Parashah of the week: Bo

“Moses said, ‘Thus says the Eternal One: Toward midnight I will go forth among the Egyptians…’” Exodus 11:4

January 31, 2025 09:29
Supermoon Getty 452088304
Supermoon, or perigee moon, rising behind Mount Wilson Observatory in California in 2024 (Photo: Getty Images)

In this verse foretelling the tenth plague, we learn when it is to take place: kachatzot, “at (or toward, or around) midnight”. But a chapter later we find it occurred bachatzi halaylah, “in the middle of the night’”(12:29).

Are these just different ways of saying the same thing? "In the middle of the night” seems rather vague, whereas perhaps “midnight” is a precise moment.

The medieval bible commentators compare the two terms, chatzot and chatzi halaylah, but Ibn Ezra makes an additional comment about the time. He notes the difficulty of knowing exactly when midday occurs, but that the precise moment of midnight is even harder to discern.

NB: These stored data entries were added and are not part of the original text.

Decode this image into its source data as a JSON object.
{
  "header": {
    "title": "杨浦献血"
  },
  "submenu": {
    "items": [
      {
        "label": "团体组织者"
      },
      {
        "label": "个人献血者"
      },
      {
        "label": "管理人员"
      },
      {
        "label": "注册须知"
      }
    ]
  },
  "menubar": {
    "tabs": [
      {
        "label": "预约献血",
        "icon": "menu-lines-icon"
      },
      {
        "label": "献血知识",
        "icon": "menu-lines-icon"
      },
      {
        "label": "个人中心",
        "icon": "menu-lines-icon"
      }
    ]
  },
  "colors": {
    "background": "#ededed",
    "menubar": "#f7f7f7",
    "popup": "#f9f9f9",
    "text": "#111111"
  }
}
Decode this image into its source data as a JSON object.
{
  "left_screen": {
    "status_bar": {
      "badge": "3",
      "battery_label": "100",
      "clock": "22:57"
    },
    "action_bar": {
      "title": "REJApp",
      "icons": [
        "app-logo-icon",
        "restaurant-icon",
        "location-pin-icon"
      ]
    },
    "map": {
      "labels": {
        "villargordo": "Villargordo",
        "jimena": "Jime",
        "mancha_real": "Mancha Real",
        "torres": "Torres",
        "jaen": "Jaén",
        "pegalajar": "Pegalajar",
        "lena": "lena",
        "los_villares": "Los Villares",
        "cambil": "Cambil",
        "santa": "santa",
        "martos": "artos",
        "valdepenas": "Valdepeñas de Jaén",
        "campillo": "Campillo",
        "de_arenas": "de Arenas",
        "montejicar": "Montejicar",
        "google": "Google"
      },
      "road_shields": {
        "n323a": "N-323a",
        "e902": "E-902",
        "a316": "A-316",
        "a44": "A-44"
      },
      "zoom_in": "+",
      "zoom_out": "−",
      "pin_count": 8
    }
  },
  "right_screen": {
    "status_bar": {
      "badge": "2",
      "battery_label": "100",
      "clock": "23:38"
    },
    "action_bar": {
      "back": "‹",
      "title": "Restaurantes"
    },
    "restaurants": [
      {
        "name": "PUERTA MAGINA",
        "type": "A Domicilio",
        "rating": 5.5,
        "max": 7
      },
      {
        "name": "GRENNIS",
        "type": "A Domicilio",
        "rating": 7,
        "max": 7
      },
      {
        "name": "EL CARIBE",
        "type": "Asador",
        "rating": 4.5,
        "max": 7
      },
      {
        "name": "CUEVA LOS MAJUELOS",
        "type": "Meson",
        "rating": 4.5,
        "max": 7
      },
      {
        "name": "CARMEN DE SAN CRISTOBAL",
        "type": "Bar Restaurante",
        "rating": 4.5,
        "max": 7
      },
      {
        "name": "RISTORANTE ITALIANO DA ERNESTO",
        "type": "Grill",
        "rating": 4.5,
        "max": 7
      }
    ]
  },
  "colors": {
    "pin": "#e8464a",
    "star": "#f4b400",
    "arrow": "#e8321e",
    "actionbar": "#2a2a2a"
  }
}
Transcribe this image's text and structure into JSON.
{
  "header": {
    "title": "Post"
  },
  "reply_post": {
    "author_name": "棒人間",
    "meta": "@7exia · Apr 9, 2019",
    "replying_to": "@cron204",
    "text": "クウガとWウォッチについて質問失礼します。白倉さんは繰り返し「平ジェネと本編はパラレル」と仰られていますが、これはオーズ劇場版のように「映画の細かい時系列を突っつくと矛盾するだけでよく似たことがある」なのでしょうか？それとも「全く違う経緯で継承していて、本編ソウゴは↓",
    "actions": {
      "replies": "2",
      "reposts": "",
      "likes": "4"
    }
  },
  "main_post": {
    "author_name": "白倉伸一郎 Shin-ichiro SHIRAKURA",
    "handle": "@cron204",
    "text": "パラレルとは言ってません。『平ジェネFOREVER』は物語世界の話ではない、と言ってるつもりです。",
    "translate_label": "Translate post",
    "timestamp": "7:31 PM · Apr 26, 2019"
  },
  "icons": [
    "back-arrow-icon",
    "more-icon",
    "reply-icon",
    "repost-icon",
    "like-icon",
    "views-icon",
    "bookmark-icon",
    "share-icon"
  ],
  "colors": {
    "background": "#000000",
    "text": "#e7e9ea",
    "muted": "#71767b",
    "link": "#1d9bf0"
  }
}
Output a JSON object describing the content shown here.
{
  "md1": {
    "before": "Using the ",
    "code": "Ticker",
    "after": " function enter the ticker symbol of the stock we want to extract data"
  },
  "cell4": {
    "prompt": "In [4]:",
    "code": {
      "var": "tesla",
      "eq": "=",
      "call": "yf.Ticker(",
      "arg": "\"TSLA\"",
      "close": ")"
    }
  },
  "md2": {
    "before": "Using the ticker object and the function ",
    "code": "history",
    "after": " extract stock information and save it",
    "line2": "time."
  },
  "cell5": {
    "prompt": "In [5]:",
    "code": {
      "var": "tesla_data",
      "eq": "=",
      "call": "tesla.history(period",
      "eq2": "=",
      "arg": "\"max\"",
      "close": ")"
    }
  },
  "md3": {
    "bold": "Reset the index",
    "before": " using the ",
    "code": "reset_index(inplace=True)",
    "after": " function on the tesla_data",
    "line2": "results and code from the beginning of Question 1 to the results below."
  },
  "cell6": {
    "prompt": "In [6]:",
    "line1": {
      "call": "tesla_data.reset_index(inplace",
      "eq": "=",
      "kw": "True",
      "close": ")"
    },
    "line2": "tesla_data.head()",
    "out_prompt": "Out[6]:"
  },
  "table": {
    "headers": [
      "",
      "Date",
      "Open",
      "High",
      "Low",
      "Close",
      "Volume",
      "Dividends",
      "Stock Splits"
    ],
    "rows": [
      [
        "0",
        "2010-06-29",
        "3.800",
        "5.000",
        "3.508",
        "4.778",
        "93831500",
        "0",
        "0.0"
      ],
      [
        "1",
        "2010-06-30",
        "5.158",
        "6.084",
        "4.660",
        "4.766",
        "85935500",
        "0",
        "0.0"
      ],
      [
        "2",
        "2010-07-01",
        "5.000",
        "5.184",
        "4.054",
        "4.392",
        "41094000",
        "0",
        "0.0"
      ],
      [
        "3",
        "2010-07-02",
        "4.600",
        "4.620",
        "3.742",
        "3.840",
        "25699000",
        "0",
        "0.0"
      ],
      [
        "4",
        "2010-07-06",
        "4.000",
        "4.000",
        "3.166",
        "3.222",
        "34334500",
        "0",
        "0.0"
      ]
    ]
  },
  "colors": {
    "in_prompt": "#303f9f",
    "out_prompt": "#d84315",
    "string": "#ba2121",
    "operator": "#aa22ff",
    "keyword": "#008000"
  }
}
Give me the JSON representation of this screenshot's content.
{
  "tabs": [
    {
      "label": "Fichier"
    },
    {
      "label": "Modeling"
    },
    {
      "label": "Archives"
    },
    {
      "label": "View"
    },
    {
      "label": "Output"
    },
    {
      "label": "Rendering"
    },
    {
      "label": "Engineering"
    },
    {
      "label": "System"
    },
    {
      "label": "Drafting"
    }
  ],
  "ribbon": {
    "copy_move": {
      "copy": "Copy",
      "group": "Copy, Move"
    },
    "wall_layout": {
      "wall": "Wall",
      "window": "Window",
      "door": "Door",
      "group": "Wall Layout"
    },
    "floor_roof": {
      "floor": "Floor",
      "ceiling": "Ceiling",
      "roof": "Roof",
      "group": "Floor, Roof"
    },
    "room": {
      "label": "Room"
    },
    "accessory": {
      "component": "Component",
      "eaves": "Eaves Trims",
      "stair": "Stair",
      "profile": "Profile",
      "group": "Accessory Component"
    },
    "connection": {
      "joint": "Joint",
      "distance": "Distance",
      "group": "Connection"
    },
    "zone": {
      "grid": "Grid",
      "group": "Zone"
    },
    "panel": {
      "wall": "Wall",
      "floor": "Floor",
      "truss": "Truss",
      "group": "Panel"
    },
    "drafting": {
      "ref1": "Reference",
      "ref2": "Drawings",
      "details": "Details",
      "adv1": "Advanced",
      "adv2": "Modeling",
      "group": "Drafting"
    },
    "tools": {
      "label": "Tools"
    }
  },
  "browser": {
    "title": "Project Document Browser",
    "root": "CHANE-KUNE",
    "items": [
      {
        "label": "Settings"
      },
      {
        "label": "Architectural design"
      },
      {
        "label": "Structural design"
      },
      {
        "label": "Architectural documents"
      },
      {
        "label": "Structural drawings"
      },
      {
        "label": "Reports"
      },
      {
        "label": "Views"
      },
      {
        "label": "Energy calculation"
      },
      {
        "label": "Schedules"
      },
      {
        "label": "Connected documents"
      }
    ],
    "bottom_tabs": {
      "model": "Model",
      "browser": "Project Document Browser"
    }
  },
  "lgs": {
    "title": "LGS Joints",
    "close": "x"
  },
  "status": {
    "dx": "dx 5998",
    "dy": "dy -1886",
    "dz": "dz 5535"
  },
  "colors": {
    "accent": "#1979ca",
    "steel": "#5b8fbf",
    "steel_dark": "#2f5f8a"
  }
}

Ibn Ezra, who lived in the early 12th century, was a Bible commentator, poet and a grammarian, but here his science is pretty good too. In theory, midday is when the sun is at its highest point in the sky. Ignoring the fact that if the sun is directly overhead for you – what you might call “noon” – then a few miles west of you it won’t be noon by that definition for another minute, at least something notionally happens at midday, when shadows are shortest.